Repéré par Grégor Brandy, mis à jour le 25.02.2015 à 11 h 42

Repéré sur The Verge, Slate.com

Lifelogging - Karl Toomey

Lifelogging - Karl Toomey

«Nos téléphones suivent tout ce que nous faisons et partout où nous allons. Nos réseaux sociaux savent à quel point nous sommes appréciés. Ce que l'on appelle le quantified self [la pratique de la "mesure de soi", qui consiste à mieux se connaître en mesurant des données relatives à son corps et à ses activités] devient plus important chaque jour, mais est-ce que tous ces chiffres réussissent à définir un être humain, une fois ajoutés?»

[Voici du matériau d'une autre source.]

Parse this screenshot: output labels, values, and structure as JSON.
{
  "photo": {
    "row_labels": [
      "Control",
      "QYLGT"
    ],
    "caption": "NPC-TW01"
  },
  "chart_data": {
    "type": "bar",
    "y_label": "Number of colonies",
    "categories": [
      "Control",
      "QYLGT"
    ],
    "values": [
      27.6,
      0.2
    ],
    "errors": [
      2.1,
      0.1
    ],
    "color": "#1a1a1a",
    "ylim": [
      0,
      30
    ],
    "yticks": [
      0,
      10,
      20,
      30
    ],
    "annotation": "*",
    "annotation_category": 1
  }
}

The Verge fait dans la philosophie pour présenter une exposition qui est en cours à la Science Gallery Dublin (en Irlande), jusqu'au 17 avril.

Comme le raconte Lily Hay Newman sur Slate.com, cette exposition qui s'appelle Lifelogging «explore les différentes utilisations de ces données et les façon dont cela peut influencer le comportement humain. Et une des œuvres présentes pourrait bien être la pierre tombale du futur».

A la mémoire de @kurtmarkoneill

672 abonnées Twitter

1.673 points Clubeard

60.590.000 calories consommées

92% d'avis positifs sur eBay

184 matchs sur Tinder

76.928 kilomètres parcourus

Repose en paix

Interviewé, Karl Toomey explique qu'il a choisi d'aborder ceci sur le ton de l'humour:

«Quand je regarde autour de moi, je vois beaucoup d'objets et tout a l'air très scientifique. Et peut-être que j'ai pris une approche plus humoristique et imaginé où cette idée de lifelogging pourrait nous amener dans le futur.»

«Tout cela donne des informations, explique The Verge, mais ne permet pas de révéler quoi que ce soit sur l'humain derrière ces chiffres. C'est peut-être l'ironie ultime: tout cela nous aide à vivre et enregistre tout ce que nous faisons, mais cela dit très peu de choses sur qui nous sommes vraiment.»

De son côté, Slate.com rappelle que la mort reste un concept compliqué à traiter dans le monde numérique, où toutes les informations postées restent.

«Facebook, par exemple, a lutté pour trouver les bonnes politiques pour gérer les données d'un utilisateur après sa mort. Mais nous générons de plus en en plus de données chaque jour, et donc ces questions vont toucher très vite d'autres sphères que les médias sociaux.»